Jennifer Clement is the President of PEN International and the first woman to be elected since the organization was founded in 1921. Clement grew up in Mexico City, Mexico. She studied English Literature and Anthropology at New York University and also studied French Literature in Paris, France. She has an MFA from the University of Southern Maine.
From 2009 to 2012, Clement was president of PEN Mexico and her work focused on the disappearance and killing of journalists. Human rights issues have motivated her writing. In 2014 she was awarded the Sara Curry Humanitarian Award for her novel Prayers for the Stolen that involved over ten years of research on the stealing of young girls in Mexico.
Clement is the author four novels Gun Love, Prayers for the Stolen, A True Story Based on Lies and The Poison That Fascinates. She also wrote the acclaimed memoir Widow Basquiat (on the painter Jean Michel Basquiat and New York City in the early 1980s). Clement is also the author of several books of poetry: The Next Stranger (with an introduction by W.S. Merwin); Newton’s Sailor; Lady of the Broom and Jennifer Clement: New and Selected Poems. Her prize-winning story, “A Salamander-Child” is published as an art book with work by the Mexican painter Gustavo Monroy. Clement’s books have been translated into 24 languages.

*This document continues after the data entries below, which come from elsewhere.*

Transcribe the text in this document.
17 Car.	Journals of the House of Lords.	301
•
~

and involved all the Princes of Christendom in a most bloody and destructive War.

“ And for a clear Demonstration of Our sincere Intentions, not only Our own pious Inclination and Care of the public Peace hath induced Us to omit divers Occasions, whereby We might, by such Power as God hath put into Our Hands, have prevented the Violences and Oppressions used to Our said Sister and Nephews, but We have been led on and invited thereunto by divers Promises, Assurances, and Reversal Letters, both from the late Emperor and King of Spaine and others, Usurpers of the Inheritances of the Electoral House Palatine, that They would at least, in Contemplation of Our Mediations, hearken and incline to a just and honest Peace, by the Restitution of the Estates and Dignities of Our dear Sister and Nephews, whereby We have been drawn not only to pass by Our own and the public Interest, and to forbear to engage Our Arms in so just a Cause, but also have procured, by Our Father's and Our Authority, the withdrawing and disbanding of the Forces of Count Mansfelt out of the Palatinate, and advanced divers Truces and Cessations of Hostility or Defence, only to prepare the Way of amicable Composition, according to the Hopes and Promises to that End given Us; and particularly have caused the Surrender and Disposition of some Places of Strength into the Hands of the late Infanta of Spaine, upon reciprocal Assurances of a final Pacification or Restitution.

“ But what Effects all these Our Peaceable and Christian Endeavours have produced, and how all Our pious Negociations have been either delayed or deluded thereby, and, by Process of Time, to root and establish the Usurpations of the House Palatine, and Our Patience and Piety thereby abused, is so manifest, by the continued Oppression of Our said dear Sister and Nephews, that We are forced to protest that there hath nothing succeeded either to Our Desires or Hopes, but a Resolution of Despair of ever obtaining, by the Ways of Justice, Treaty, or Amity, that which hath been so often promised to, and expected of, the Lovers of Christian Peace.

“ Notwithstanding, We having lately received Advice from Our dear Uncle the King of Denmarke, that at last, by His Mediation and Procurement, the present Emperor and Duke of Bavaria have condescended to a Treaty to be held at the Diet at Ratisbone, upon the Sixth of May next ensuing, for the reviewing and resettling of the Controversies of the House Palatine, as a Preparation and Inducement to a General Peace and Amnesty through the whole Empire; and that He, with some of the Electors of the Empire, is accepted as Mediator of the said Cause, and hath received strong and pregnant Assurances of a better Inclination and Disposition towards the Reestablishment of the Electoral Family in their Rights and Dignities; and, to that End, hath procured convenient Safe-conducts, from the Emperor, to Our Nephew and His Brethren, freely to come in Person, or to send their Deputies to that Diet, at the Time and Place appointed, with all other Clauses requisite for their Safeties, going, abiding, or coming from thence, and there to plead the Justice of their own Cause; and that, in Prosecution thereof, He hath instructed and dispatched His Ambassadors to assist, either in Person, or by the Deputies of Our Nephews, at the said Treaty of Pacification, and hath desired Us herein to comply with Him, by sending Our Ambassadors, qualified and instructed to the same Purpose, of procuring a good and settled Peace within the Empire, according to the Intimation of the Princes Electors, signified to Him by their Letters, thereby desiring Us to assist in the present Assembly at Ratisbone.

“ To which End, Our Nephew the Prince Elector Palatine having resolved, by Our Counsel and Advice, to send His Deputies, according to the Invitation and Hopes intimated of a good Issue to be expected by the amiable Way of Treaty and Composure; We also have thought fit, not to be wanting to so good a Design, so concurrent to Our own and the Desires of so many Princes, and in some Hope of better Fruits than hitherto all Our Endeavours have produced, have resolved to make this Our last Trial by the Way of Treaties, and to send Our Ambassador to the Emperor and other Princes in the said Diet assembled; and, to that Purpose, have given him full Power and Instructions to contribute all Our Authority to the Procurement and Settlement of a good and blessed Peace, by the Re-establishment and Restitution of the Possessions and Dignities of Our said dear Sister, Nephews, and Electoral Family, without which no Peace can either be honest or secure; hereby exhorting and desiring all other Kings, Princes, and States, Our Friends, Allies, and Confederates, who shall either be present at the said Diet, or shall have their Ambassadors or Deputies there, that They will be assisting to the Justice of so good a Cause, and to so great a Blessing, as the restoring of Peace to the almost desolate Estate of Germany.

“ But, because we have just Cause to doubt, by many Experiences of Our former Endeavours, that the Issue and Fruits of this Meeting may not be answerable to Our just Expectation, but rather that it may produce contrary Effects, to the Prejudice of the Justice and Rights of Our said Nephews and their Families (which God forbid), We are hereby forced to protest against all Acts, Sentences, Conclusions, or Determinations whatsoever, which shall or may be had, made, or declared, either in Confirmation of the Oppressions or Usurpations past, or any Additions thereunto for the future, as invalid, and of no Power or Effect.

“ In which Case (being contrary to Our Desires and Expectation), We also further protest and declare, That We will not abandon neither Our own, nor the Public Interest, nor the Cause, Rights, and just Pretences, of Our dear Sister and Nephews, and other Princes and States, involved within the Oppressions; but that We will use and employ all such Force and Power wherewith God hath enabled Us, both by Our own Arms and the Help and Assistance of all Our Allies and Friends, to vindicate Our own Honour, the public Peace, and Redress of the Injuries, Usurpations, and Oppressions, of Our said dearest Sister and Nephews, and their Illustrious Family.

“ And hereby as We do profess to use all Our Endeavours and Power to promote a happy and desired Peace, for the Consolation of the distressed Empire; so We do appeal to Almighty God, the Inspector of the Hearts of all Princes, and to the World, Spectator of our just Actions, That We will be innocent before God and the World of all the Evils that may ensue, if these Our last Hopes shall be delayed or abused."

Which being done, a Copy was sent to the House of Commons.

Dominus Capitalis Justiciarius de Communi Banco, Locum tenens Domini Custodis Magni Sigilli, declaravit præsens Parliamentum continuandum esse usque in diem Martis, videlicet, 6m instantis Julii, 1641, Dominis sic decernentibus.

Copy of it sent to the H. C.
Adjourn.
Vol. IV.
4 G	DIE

Prayers for the Stolen was a New York Times Book Review Editor’s Choice Book, First Selection for National Reading Group Month’s Great Group Reads and appeared internationally on many “Best Books of the Year” lists, including that of The Irish Times. The novel was awarded France’s Grand Prix des Lectrices Lyceenes de ELLE, The Sara Curry Humanitarian Award and was finalist for 2015′s PEN/Faulkner Award for Fiction.
Other honours include the National Endowment of the Arts (NEA) Fellowship for Literature in 2012, the UK’s Canongate Prize, a Santa Maddalena Fellowship, the MacDowell Colony’s Robert and Stephanie Olmsted Fellowship and, due to her humanitarian work, Clement was awarded a City of Asylum Residency in Pittsburgh, PA, USA. Her novel A True Story Based on Lies was an Orange Prize finalist and Prayers for the Stolen was a Prix Femina finalist in France. She is a member of Mexico’s prestigious “Sistema Nacional de Creadores.”
Several of Clement’s works have been adapted for the stage. Her novel on the mistreatment of servants in Mexico, A True Story Based on Lies, was staged in France by the Traits de Marque Company and in Mexico by The National Theatre of Mexico and adapted by Ximena Escalante. Ados Teatro in Spain is currently adapting Prayers for the Stolen for the stage and the BBC is creating a 5-episode radio play of Prayers for the Stolen with an adaptation by Jeff Young.
Twenty-two years ago, Jennifer Clement and her sister, Barbara Sibley, founded The San Miguel Poetry Week in San Miguel de Allende, Mexico.